Cell type switch helps colon cancer evade treatment

The pathologists headed by David Horst from LMU Munich found colorectal carcinomas to be composed of two different cell types that replace each other when one cell type is killed: cells in which either the MAPK or the NOTCH signalling pathway is activated. Their results suggest that combination therapies targeting both cell types at once may be more effective at treating colorectal cancer postsurgically. Colorectal tumours are the third highest cause of cancer-related death in the United States. 

The two different cell types could also be seen in tumours formed by human colon cancer cells injected into mice. The tumours quickly lost their MAPK-active cells when the researchers treated mice with the MAPK  blocker selumetinib. However, the number of NOTCH-active cells increased so that there was minimal disruption to the tumours’ overall proliferation. Furthermore, after stopping selumetinib treatment, some of the NOTCH-active cells gave rise to new MAPK-active cells at the tumor edge.

In contrast, treatment with the NOTCH pathway inhibitor dibenzazepine eliminated NOTCH-active cells from tumours but the population of MAPK-active cells expanded and gave rise to new NOTCH-active cells once dibenzazepine treatment was discontinued.

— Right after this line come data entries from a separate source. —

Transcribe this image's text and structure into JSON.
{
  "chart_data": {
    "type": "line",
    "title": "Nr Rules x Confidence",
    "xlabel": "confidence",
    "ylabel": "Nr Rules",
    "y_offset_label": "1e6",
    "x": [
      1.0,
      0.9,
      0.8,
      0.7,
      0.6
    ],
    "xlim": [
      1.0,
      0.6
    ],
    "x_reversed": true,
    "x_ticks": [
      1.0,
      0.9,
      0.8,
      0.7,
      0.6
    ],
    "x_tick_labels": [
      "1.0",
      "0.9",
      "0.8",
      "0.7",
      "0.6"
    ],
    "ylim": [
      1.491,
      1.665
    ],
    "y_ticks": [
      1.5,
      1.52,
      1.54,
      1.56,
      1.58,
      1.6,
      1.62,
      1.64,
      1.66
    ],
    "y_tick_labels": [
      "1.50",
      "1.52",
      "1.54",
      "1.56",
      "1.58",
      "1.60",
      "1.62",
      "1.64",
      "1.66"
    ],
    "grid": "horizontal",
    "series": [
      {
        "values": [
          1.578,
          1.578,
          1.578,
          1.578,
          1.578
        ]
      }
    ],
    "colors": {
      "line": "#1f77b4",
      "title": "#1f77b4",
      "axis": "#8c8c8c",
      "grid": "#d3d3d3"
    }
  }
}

"This suggests that colon cancers may evade targeted treatment against MAPK or NOTCH signaling by a reversible shift in the predominating pathway activity," says Horst. "However, when combining both therapies to target both cell populations, we found strong repressive effects on tumor cell proliferation and increased cell death, resulting in slower tumor growth and prolonged survival times compared to either treatment alone."

Lead author Eva Marina Schmidt and colleagues note that targeting the NOTCH pathway alone may even be detrimental to colon cancer patients, if it results in an increased number of MAPK-active cells poised to undergo metastasis.

Examining over 300 patient samples , the researchers found in human that the NOTCH pathway wasn’t activated in all colon cancer cells. Cells in the middle of tumors showed signs of active NOTCH signaling but reduced MAPK activity. This population of cells appeared to be highly proliferative. Cells at the edges of colon cancers, in contrast, showed high levels of MAPK signaling but little NOTCH pathway activity. This population of cells was less proliferative but appeared to be undergoing the initial stages of metastasis, in which colon cancer cells invade and spread to other tissues.

"Our data support a new concept for cancer therapy that advocates specific and simultaneous targeting of several different tumor cell subpopulations to strongly improve therapy response," says Horst. "Further preclinical and clinical trials may therefore reveal if combined MAPK and NOTCH inhibition, in addition to established chemotherapeutic protocols, can improve therapy response in patients with colorectal cancer."